Make a point of trying some new season asparagus spears
From Morecambe Bay shrimps and Chorley cakes to hot pots and butter pies, Lancashire is blessed with some of the best food in the country.
To celebrate the best from the county’s natural larder, the Evening Post is teaming up with Booths for a monthly feature looking at what is in season and how to get the most out of it. This month we get our teeth into asparagus spears fit for the Titanic.
Sometimes the simplest things are the best and few things match the deliciousness of steamed new season asparagus dripping with melted butter.
And for arguably the best asparagus in world, you needn’t look any further than our neighbours in Merseyside.
Thanks to the fine, sandy soil of the local dunes, the coastal town of Formby has been producing some of the best asparagus in the world for more than a century.

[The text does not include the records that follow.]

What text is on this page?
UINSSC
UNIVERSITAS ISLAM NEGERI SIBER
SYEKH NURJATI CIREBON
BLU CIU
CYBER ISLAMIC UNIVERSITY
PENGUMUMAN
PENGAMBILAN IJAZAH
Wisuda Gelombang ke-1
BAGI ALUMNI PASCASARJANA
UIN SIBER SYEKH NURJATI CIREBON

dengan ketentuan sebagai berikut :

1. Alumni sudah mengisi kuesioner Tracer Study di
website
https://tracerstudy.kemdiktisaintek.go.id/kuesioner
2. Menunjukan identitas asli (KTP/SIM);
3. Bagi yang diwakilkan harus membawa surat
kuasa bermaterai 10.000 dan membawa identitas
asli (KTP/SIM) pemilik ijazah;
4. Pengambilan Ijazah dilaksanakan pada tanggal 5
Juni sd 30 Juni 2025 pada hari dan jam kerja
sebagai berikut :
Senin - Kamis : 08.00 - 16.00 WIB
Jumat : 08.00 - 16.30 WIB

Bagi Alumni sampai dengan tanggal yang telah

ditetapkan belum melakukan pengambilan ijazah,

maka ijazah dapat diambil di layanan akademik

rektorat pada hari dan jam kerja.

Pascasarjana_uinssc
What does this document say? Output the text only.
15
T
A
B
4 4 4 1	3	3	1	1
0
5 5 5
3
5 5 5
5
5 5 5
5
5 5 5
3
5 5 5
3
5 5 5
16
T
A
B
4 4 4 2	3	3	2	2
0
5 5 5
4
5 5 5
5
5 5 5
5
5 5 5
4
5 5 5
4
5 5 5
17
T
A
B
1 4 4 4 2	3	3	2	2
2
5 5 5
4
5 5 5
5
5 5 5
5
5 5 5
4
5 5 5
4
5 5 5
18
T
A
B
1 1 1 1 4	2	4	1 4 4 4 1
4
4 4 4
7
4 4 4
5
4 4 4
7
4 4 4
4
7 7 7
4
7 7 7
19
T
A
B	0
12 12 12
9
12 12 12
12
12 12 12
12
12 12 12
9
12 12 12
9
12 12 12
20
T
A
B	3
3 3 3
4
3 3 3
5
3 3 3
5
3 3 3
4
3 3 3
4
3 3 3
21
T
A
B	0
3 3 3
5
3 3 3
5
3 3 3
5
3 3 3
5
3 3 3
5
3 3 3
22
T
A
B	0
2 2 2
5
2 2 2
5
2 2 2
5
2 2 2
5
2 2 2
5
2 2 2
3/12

So sought after were the green spears that the town’s farms regularly supplied the large ocean liners on their transatlantic crossings – most famously the Titanic.
But over the years, its brief season, short supply and cost of harvesting meant many smaller growers have been unable to continue.
Now, as part of its Forgotten Foods campaign, aimed at getting traditional foods back into mass circulation, supermarket Booths has got Formby asparagus back on the shelves by working with local producers.
Booths fresh produce buyer Chris Treble explains: “We have developed long, strong relationships with the best local suppliers making us well placed to work closely with farmers and producers to revive interest in Forgotten Foods.
“British food rivals any in the world, and we believe the next generation of shoppers should have the chance to discover this, too.”
This month, we’ve got three great recipes to help you get the best out of this local delicacy.
Asparagus and Parma ham risotto with cod and langoustines
Bunch of Formby asparagus, ends removed, par boiled and chopped into small pieces
Four langoustine tails (keep the shells for the stock)
2 cod loin fillets
4 Parma ham slices
1 onion, finely chopped
2 celery stalks, finely chopped
2 garlic cloves, finely chopped
175g risotto rice
Small glass of white wine
600ml stock, made from the langoustine shells (or chicken stock)
Knob of butter
50g Parmesan cheese, grated
Pepper, to taste
Fry the onion, celery and garlic in a little olive oil over a low heat for a few minutes, until tender. Add the rice and fry for a minute or two. Turn up the heat and add the wine, simmering until absorbed.
Add the stock a ladleful at a time, stirring frequently, until absorbed.
Meanwhile, fry the ham until crispy and set aside. In the same pan, fry the cod in a little oil, skin side down, until crispy. Flip over and add a knob of butter, basting the skin until golden brown. Add the langoustine tails and cook over medium heat for 2-3 minutes, being careful not to let the butter burn. For the last 30 seconds add the par boiled asparagus.
Once the rice is cooked – after about 20 minutes – stir in the butter, cheese, asparagus and crispy ham broken into bite sized pieces.
Top the rice with the fish and langoustines and enjoy with a glass of white wine.
Bunch of asparagus, woody ends removed
1 garlic clove, finely chopped
Handful of parsley, finely chopped
Zest and juice of a lemon
For the gremolata, finely chop the garlic, parsley and lemon zest on a chopping board until well combined. Transfer to a bowl and add lemon juice, salt and pepper. When ready to serve, steam or boil the asparagus for about four minutes. Serve warm with the gremolata drizzled on top as a simple and delicious side dish to grilled meat or fish.
asparagus and poached egg
Bunch of Formby asparagus, woody ends removed
Parma or serrano ham
Two sun-dried tomatoes
Handful of green olives
Handful of parsley
Salt and pepper
Make a quick tapenade
by mixing tomatoes,
olives, parsley, salt and
pepper in a food processor with a little olive oil to make a paste.
Meanwhile, par boil the asparagus spears for 2-3 minutes and set aside.
When ready to eat,
lay a dollop of tapenade
on a slice of ham and wrap around the asparagus spears.
Fry in a little olive oil,
allowing the ham to get crispy.
Poach a couple of eggs in boiling water and serve on top of the asparagus.
Andrew Molyneux - Huntapac Produce
Booths source their crop of Formby Asparagus from Andrew Molyneux of Huntapac Produce.
The areas where Huntapac grow Formby asparagus are evocatively called slacks, or tracts of land that used to be sand dunes — but now have a high humus content perfect for growing superior asparagus.
The supermarket’s fresh produce buyer Chris Treble explains what makes Formby asparagus so good.
“It’s a question of what the French call terroir,” he explains. “ The soil type and microclimate in Formby make perfect growing conditions for this
notoriously tricky crop. The proximity to the coast with equable winters, mild early springs and plenty rain, provides a unique growing climate. The soil is both organic and sandy at the same time, and has a high water table, which means that the crop is never held back in growth.”